Вокруг трех знаменитых артистов сгруппировались все второстепенные светила артистической плеяды, привлекавшей в эти дни население Рима, которое огромными толпами валило в театры, чтоб наслаждаться трагедиями Эсхила, Софокла, Еврипида и Пакувия и комедиями Аристофана, Менандра, Филемона и Плавта.
Эмболарию, Эзопа, Росция и их товарищей по искусству окружала толпа назойливых волокит, пошлых тунеядцев, страстно жаждавших, чтобы на них показывали пальцами, побуждаемых глупым тщеславием, модой, праздностью и надеждой испытать какое-нибудь новое сильное ощущение.
Впрочем, до чего доходило в это время в Риме преклонение перед артистами театра, можно легко заключить по тем сказочным гонорарам, которые они получали, и по тем богатствам, которые они накопляли; достаточно указать, что Росций получал тысячу денариев за выход, а в год сто сорок шесть тысяч денариев.
Марк Туллий Цицерон, пройдя ряды, отделявшие его от Катона и Цепиона, подошел к ним и после сердечного приветствия сел между ними и начал беседовать с Катоном, к которому питал весьма глубокую симпатию.
Марку Туллию Цицерону во время нашего рассказа, как мы уже сказали, было двадцать шесть лет; он был красив и высок ростом, несмотря на слабое и болезненное телосложение. На слишком длинной шее возвышалась мужественная голова с резкими и сильными очертаниями; очень широкий лоб вполне соответствовал его могучему уму; лицо отличалось правильными чертами; брови были очень густые и растрепанные, и из-под них слабо блестели большие зрачки близоруких глаз. На его губах идеальной формы почти всегда блуждала улыбка, часто ироническая, но всегда, даже в самой иронии, полная мягкой доброты.

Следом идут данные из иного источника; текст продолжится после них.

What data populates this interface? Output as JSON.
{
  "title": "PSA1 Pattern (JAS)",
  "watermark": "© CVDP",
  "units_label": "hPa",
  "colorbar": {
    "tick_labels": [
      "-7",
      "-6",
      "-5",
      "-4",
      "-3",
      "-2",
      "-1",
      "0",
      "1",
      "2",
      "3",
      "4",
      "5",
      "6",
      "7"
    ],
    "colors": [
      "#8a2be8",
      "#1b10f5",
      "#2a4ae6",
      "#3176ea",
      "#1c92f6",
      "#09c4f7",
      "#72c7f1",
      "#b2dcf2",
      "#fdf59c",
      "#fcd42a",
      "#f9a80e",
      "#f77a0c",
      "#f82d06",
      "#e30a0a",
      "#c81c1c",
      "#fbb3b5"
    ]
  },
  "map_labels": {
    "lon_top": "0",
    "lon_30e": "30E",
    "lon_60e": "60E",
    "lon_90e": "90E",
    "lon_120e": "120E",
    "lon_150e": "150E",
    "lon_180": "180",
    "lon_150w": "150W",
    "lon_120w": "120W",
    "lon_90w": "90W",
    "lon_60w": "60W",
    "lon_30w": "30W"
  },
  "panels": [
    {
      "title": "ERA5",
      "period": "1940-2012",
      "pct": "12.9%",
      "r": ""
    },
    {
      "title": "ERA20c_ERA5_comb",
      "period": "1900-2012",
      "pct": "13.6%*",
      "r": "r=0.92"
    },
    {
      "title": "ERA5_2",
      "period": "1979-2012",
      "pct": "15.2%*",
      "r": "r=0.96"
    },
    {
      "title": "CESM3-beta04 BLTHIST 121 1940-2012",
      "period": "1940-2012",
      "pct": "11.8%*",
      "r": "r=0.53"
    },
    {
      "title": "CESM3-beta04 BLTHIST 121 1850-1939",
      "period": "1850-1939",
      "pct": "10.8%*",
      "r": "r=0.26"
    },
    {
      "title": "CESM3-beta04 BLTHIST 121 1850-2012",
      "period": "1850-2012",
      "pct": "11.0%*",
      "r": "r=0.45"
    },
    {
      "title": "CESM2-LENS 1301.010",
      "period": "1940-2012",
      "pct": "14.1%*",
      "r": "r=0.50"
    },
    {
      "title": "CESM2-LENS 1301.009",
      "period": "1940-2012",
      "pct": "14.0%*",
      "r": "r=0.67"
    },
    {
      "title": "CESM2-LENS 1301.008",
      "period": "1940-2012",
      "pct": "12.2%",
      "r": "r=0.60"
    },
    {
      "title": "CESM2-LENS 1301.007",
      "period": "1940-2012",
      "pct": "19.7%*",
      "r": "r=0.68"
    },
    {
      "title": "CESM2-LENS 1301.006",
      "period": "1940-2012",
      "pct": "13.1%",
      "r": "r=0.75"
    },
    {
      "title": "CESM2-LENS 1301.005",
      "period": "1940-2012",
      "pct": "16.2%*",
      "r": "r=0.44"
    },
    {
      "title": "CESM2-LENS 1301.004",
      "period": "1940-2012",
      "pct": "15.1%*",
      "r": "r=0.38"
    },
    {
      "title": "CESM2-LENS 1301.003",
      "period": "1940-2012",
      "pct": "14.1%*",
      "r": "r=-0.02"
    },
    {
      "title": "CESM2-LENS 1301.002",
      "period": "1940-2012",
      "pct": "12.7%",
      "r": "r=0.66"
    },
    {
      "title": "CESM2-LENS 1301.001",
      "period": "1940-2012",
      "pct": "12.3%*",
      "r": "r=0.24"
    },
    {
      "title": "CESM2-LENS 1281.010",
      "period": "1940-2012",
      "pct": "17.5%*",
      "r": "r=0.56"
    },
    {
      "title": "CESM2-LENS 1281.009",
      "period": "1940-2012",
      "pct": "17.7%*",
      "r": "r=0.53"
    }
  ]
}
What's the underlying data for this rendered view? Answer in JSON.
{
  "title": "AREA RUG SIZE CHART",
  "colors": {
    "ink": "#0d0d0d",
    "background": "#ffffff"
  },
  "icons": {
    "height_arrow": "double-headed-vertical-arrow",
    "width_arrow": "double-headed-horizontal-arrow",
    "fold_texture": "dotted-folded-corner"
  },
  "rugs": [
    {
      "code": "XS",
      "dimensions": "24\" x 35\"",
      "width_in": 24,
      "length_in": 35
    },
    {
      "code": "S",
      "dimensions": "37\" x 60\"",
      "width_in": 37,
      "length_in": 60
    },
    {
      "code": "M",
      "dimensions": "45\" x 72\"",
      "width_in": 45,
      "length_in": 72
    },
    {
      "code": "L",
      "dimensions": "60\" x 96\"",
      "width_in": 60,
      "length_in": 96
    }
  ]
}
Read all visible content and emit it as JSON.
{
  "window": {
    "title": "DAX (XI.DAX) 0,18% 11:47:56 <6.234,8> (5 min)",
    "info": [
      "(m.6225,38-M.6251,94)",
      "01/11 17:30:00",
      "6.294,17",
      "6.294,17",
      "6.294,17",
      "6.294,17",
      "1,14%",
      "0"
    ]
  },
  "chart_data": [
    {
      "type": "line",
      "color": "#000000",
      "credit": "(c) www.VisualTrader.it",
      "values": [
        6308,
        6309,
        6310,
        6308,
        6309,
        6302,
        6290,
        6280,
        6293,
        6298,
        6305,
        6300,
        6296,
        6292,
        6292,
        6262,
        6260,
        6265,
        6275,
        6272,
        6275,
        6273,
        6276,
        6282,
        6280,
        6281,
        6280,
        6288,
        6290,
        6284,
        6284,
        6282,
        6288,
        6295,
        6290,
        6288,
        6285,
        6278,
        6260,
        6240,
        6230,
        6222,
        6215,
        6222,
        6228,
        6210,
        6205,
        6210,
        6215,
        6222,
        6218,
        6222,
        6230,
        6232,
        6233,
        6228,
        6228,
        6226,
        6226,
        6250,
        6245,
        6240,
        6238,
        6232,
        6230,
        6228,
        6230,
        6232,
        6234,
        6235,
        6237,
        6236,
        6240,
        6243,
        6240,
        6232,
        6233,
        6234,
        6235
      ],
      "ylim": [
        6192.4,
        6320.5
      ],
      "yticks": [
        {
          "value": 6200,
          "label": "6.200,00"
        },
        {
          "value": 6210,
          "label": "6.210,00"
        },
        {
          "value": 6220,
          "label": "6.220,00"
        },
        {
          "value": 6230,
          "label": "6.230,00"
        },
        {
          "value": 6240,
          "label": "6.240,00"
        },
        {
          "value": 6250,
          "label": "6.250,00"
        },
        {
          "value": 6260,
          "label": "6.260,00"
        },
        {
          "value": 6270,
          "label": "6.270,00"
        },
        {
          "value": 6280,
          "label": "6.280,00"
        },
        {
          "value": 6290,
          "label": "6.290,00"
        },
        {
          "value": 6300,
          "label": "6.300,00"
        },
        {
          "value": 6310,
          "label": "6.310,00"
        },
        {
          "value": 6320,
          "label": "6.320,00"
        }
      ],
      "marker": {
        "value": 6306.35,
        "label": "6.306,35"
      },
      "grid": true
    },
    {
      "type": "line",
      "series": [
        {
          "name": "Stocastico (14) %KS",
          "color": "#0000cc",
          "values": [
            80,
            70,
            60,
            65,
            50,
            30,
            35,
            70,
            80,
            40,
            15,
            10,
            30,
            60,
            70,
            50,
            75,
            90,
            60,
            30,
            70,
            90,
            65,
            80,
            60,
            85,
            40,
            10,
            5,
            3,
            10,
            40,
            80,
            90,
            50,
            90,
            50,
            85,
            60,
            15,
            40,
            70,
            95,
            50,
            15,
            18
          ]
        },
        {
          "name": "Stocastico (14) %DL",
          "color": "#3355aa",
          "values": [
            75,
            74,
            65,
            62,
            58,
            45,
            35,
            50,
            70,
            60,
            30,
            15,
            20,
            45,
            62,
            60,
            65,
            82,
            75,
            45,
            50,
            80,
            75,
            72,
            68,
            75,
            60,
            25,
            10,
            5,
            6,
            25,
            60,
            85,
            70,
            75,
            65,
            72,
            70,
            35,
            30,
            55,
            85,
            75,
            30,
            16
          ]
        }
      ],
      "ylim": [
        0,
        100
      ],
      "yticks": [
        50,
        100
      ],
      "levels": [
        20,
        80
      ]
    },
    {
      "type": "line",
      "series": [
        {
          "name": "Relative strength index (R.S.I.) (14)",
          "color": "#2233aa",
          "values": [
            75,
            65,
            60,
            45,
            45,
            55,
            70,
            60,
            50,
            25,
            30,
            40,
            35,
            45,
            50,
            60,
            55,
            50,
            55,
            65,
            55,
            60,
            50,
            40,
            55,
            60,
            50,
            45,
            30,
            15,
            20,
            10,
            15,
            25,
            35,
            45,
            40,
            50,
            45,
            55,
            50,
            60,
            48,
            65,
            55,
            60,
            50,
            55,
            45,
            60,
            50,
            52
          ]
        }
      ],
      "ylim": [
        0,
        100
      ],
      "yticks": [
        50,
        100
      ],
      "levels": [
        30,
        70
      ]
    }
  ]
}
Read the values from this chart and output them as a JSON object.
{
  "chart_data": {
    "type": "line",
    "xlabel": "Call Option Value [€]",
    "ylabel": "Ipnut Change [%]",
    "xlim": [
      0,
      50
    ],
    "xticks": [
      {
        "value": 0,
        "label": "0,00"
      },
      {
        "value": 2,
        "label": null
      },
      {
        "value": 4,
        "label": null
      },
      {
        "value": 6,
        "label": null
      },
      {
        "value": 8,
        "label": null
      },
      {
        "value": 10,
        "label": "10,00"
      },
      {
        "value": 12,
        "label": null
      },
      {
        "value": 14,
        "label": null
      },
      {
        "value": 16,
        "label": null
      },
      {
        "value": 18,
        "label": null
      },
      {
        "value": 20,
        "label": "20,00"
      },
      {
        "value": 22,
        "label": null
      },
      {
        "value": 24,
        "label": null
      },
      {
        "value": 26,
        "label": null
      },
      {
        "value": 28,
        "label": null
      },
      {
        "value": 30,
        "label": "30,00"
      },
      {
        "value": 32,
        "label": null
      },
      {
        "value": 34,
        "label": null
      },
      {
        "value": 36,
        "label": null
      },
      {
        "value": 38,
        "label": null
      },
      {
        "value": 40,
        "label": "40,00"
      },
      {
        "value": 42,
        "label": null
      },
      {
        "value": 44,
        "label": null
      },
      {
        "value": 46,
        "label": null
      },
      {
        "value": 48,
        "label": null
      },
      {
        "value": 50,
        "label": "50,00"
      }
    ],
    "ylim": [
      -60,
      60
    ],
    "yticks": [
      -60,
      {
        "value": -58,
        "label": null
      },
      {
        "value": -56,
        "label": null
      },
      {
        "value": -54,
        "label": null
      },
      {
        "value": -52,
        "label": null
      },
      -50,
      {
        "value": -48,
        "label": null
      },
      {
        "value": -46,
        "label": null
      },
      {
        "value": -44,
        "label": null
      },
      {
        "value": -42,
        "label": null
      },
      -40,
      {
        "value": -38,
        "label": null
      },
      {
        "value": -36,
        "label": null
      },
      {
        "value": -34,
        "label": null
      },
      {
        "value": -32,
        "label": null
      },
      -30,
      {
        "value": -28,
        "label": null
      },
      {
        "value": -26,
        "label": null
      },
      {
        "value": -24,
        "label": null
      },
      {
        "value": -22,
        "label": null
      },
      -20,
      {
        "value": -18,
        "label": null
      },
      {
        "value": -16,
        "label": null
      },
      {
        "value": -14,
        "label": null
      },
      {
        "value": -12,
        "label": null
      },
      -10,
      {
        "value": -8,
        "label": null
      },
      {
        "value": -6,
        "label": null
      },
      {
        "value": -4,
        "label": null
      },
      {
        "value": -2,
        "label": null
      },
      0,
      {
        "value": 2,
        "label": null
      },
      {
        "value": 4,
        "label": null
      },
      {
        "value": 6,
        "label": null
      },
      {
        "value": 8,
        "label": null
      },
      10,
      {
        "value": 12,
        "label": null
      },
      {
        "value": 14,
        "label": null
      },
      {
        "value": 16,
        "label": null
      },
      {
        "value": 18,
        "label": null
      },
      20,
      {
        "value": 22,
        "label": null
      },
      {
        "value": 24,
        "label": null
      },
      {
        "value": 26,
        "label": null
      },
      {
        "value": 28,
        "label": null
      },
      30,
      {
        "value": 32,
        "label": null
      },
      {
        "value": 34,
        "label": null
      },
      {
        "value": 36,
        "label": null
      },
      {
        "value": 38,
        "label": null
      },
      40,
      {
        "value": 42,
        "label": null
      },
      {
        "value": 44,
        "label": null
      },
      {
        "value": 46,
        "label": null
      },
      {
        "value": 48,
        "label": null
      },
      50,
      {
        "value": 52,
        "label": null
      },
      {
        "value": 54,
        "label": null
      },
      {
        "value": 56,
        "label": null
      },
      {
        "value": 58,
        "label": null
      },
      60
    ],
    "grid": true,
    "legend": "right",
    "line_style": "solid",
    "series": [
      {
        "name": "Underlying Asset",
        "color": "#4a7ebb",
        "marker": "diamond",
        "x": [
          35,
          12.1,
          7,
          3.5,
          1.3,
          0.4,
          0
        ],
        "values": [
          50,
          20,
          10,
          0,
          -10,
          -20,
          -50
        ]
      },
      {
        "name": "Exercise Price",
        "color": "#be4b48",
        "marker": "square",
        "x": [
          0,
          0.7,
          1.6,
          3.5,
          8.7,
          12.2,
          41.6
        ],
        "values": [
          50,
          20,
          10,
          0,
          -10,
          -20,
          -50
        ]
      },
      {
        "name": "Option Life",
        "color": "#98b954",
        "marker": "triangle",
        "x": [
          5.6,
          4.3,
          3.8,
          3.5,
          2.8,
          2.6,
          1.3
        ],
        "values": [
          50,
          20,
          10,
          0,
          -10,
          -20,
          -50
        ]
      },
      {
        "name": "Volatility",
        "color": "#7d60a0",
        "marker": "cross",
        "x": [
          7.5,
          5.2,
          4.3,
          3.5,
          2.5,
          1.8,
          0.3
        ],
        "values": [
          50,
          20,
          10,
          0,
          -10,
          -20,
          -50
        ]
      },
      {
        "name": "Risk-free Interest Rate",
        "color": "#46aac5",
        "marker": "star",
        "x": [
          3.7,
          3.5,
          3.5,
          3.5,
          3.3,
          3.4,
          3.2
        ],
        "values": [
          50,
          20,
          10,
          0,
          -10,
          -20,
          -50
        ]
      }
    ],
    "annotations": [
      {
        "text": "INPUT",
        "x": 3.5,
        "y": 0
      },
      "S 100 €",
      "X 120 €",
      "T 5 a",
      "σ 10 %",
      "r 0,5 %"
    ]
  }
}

Одаренный проницательнейшим умом, поразительной памятью и врожденным красноречием, он усидчивым, страстным и упорным трудом достиг к двадцати шести годам огромной славы и как философ, и как оратор, и как известнейший, всегда срывающий аплодисменты поэт.
Поэзию он изучил еще мальчиком у греческого поэта Архия, которого впоследствии защищал в одной из своих знаменитых речей. Архий был известен своим талантом и добродетелями и в это время жил в доме Лукулла, великого Лукулла, одержавшего впоследствии победу над Митридатом и Тиграном[26]. Архий, обучая поэзии сыновей Лукулла, в то же время имел открытую публичную школу в Риме, которую посещали юные патриции, желавшие учиться. Этот Архий ко времени, с которого начинается наша повесть, сочинил и опубликовал поэму «О войне с кимврами»; в ней он восхвалял подвиги доблестного Гая Мария, первого и единственного среди римлян времен республики, семь раз подряд избиравшегося в консулы. Славные подвиги Гая Мария, помимо того, что доставили ему триумф над Югуртой, спасли республику от страшного натиска тевтонов и кимвров и дали ему по заслугам прозвание третьего основателя Рима.